Para lá do que foi dito, sobre a Evangelii Nuntiandi, importa salientar que ela constitui um apelo,
na sequência dos decretos conciliares sobre o múnus pastoral dos bispos (Christus Dominus), a atividade e vida
dos sacerdotes (Presbyterorum Ordinis)
e, sobretudo, o apostolado dos leigos (Apostolicam
Actuositatem), à mobilização de todos os estratos do povo de Deus para a
ingente tarefa da evangelização, com destaque especial para o ser e missão dos
leigos no mundo, que é preciso eivar do fermento evangélico. E será a leitura,
à luz do Evangelho, da realidade humana, tal como ela se nos apresenta, que
será possível suscitar o juízo de Deus sobre o mundo e proceder em conformidade
com o que Deus pretende e aquilo de que o mundo necessita.
Agostino, no mencionado artigo, entende que Montini “continua
sendo ainda hoje uma referência obrigatória ao menos por duas questões cruciais
na Igreja Católica do século XXI: a reforma da Cúria Romana e o diálogo com as
culturas contemporâneas”. E, do meu humilde ponto de vista, talvez seja o facto
de Paulo VI ter sido um “homem de fé profunda, absorvida no ambiente familiar e
no contexto de Bréscia”, que,
apesar do seu “forte apego à tradição” – como refere o autor do texto citado –,
“mais do que outros papas, ele soube fazer ruturas dilacerantes”. Acordo
plenamente em que a mais visível e talvez a maior tenha sido a da reforma
litúrgica: “mudou de repente, depois de 500 anos, o modo de rezar de todos os
fiéis católicos do mundo”.
***
E o professor da Università Cattolica del Sacro Cuore destaca os seguintes aspetos:
– O aval dado pelo pontífice à reforma litúrgica não
foi aceite por todos, como mostra o cisma lefebvriano e a crítica de teólogos
famosos como Joseph Ratzinger.
– Montini,
ao invés, “tinha entendido que, se ninguém entende mais a linguagem da
oração, as igrejas estão destinadas a esvaziar-se – convicção compartilhada
pelo Papa Francisco.
– A questão
da liturgia já o tinha levado ao confronto, ainda em 1933, com os jesuítas da
época, muito diferentes dos de hoje.
– Estava
em jogo impedir que os jovens fossem atraídos pelo fascismo, e Montini foi forçado a deixar a
liderança da FUCI, a
associação dos universitários católicos.
– “O cardeal Pacelli, então secretário de Estado e seu superior, olhou com
espanto e distanciamento para esse jovem eclesiástico tão brilhante que
colocava em risco a sua carreira por um punhado de rapazes”.
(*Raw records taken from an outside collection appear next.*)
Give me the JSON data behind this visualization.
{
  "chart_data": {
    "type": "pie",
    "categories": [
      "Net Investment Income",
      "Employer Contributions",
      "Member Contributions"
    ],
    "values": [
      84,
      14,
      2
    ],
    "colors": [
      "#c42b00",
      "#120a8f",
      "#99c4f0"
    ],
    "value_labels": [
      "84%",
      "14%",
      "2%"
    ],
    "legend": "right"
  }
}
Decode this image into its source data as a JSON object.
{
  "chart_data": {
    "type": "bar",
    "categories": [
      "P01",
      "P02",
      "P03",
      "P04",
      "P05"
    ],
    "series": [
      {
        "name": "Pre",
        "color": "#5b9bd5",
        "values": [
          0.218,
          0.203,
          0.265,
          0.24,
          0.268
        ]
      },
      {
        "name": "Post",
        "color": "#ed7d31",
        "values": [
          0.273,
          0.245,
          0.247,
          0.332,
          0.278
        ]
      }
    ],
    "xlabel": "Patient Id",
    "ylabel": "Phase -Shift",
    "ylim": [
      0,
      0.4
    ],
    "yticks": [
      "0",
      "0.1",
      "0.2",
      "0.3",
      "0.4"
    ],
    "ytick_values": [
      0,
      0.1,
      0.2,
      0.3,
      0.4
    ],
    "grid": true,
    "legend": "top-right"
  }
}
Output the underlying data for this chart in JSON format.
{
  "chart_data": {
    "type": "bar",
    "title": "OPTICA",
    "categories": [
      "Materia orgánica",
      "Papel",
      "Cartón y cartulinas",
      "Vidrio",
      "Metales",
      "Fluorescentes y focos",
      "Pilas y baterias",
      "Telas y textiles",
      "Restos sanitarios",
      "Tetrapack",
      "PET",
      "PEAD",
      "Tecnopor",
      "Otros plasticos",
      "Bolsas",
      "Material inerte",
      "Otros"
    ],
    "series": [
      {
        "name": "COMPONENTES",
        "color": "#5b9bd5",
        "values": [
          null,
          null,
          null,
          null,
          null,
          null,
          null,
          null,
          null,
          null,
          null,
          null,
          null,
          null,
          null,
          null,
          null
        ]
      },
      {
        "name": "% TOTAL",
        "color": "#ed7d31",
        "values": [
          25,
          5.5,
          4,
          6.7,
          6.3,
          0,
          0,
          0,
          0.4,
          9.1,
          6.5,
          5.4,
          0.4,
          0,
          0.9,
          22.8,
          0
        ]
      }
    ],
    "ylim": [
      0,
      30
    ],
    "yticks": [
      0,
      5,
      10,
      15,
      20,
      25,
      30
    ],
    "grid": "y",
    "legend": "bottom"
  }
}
– A incompreensão então iniciada entre os dois levou,
mais tarde, ao afastamento de Montini de Roma para Milão e à sua promoção
cardinalícia fracassada por obra do próprio de Pacelli, que se tornou o Papa Pio XII.
– O então arcebispo de Milão tudo suportou com paciência, mas, tendo-se tornado
papa, libertou a Cúria vaticana do “partido romano” e começou uma decidida
internacionalização dela.
– A preocupação de Montini com os “distantes”, os das periferias – aqueles
que estão cada vez mais distantes da Igreja, da tradição, do cristianismo, dos
poderes, das liberdades… – levou-o, de facto, a combater aquela Igreja
autorreferencial e “doente” de fechamento em si mesma que Jorge Bergoglio vem criticando.
– Nunca tendo entrado
em conflito com a sua fé, seus comportamentos entraram, muitas vezes, em
contradição e rutura com suas ideias e formas de avaliar as situações – isto,
graças à “sua extraordinária capacidade de abraçar a complexidade”.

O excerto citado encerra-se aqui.